Leiradella além de fazer da aventura de Eduardo da Cunha Júnior um calidoscópio, faz Os espelhos de Lacan como fragmentos de sua própria obra, retira as epígrafes de autoria de Eduardo de suas falas (que já estão em O longo dia de Eduardo da Cunha Júnior), reafirmando o jogo, e retoma a dúvida desencadeadora da obra de nascimento de sua personagem. Para isso, combina o coloquial com o palavrão e o calão, citações em latim com a mais notória obviedade do lugar-comum, e faz Palomar ser o primeiro crítico deste livro, para que o leitor reencontre essa personagem tão dedicada à obra leiradelliana desde livros anteriores.

Pintando uma atmosfera surreal, Leiradella oferece situações exemplares do homem em busca da felicidade, e, como ainda não a encontrou, Eduardo da Cunha Júnior não pode ter morrido no Caraça.

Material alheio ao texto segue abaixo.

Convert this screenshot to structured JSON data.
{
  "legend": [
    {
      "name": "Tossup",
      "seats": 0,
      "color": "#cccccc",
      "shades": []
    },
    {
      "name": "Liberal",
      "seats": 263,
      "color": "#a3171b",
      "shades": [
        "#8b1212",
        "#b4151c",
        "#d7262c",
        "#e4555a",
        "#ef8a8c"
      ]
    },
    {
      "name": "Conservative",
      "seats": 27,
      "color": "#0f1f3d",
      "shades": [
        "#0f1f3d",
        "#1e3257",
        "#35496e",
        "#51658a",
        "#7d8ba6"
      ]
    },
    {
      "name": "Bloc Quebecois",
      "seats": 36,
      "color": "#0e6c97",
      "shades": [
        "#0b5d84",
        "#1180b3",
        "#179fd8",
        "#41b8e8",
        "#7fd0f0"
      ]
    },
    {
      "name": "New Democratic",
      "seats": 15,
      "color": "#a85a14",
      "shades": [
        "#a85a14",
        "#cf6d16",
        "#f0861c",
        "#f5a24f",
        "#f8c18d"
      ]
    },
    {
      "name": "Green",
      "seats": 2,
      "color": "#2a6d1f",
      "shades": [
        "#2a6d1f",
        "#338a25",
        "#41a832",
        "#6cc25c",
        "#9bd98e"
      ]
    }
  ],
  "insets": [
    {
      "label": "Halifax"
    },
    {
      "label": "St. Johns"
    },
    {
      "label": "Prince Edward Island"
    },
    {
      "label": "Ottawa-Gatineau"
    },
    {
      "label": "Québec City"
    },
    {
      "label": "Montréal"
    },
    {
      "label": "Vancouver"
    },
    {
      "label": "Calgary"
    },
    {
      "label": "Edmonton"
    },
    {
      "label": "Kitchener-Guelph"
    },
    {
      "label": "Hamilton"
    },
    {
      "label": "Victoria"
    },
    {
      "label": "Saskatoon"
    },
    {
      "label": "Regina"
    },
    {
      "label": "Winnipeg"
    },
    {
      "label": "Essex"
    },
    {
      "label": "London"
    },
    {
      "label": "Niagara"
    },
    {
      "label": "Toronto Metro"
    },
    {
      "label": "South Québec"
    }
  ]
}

Assumindo uma atitude inovadora, vinda das obras anteriores, o autor oferece um livro em papel que pode e deve ser lido como hipertexto - no caso, cabendo ao leitor a escolha das páginas, para continuar a leitura e até recorrer às obras leiradellianas - na "Era do Botão", basta clicar em http://www.triplov.com/leiradella

Em tom blaguer, Leiradella confirma suas temáticas: a liberdade e a busca da felicidade, na construção do self n' Os espelhos de Lacan. Prefiro dizer que, enquanto speculum, esse livro nos permite contemplar a raça humana, em suas contingências; só nos colocamos como se fóssemos o Hubble se quisermos cruzar anos-luz para alcançar a liberdade e a felicidade, esteja ou não vivo Eduardo da Cunha Júnior.

Enquanto isso, no passado, no presente, no futuro, Eduardo da Cunha Júnior vive, na literatura de Leiradella, lembrando que a sabedoria consiste em saber que minha liberdade termina quando começa a liberdade do outro.

FONTES E REFERÊNCIAS

1. Entrevista: Jornal impressão . www. jornalexpress.com.br/ oticias/detalhes. php? id_jornal=8185& id_noticia =287 - visita set. 2004.

2. Acerca de "espelho", vejam-se os dicionários: CHEVALIER, Jean e GHEERBRANT, Alain; CIRLOT, Juan-Eduardo.

3. As formações do inconsciente. Seminário 1957-1958, sessão de 11 dez. 1957. Trad. Paulo Roberto Medeiros - www.psicoanalisis.org - visita set. 2004.

4. Um policial barroco. Uma aventura de linguagem. In: www.tanto.com.br/cunhadeleiradella-andreseffrin.htm - visita set. 2004.

CUNHA DE LEIRADELLA
Os espelhos de Lacan
Rio de Janeiro
Ciência Moderna
2004, 112 p.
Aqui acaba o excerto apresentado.